Paton sighed through his nose. "Many things, but the most urgent to your particular cause is that the Ministry has managed to form a department for the hunting of werewolves."

Harry jerked to a stop. "What?"

Paton turned and faced him, his eyes grave. "Yes. Apparently, it had been tried before, and rejected. Then Amelia Bones, who is, after all, Head of the Department of Magical Law Enforcement, approached the Heads of the other Departments within the Ministry. It seems there's an old rule that all of them, acting in concert, can overrule the Minister of Magic. Traditionally, of course, there's too much rivalry and professional jealousy among them to permit something like that to happen. But the werewolf panic is higher than we estimated, or Minister Scrimgeour has angered all of them at once."

"Or Bones promised them something," Harry murmured, remembering the panicked woman he had seen after the biting of Elder Gillyflower.

"Perhaps," said Paton. "My relatives who work in the Ministry were not able to learn the whole of it.
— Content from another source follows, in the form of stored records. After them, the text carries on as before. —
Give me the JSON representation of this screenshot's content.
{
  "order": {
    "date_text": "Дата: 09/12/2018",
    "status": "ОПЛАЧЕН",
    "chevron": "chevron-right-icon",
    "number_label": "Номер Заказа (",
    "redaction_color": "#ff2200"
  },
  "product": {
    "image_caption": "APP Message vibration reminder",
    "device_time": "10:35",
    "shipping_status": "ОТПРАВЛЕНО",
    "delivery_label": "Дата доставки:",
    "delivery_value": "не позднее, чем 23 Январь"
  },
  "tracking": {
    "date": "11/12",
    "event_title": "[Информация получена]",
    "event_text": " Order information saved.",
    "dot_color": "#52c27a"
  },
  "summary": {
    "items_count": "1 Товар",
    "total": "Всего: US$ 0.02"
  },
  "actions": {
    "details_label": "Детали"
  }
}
But the Department for the Control and Suppression of Deadly Beasts has now formed. They sent out hunters a few days ago, with the full moon. Two werewolves were killed, according to the Daily Prophet."

"Did they say where?" Harry's throat felt tight enough to constrict his breathing.

"London," said Paton, as Harry had almost known he would. "A pack in London, one of the fringe ones who live close to the Muggles. The charge was that a rogue werewolf had attacked a Department hunter, and when they killed him, another leaped at them, so they killed her as well."

Harry finally managed to swallow. "And did they happen to give a name of the pack, or a name of the pack leader?"

"Loki," said Paton quietly.

Shock swept through Harry in a windstorm, though in one part of his being, the one that expected bad things to happen, he was not surprised. And then came rage like a firestorm, such that he was hard put to keep his skin from burning.

You've pushed me too far, he thought, aiming the condemnation in the direction of the Ministry. I wanted to remain poised between both of you, taking neither side, but now I have to take the werewolves'. Good luck to you in weathering this war now.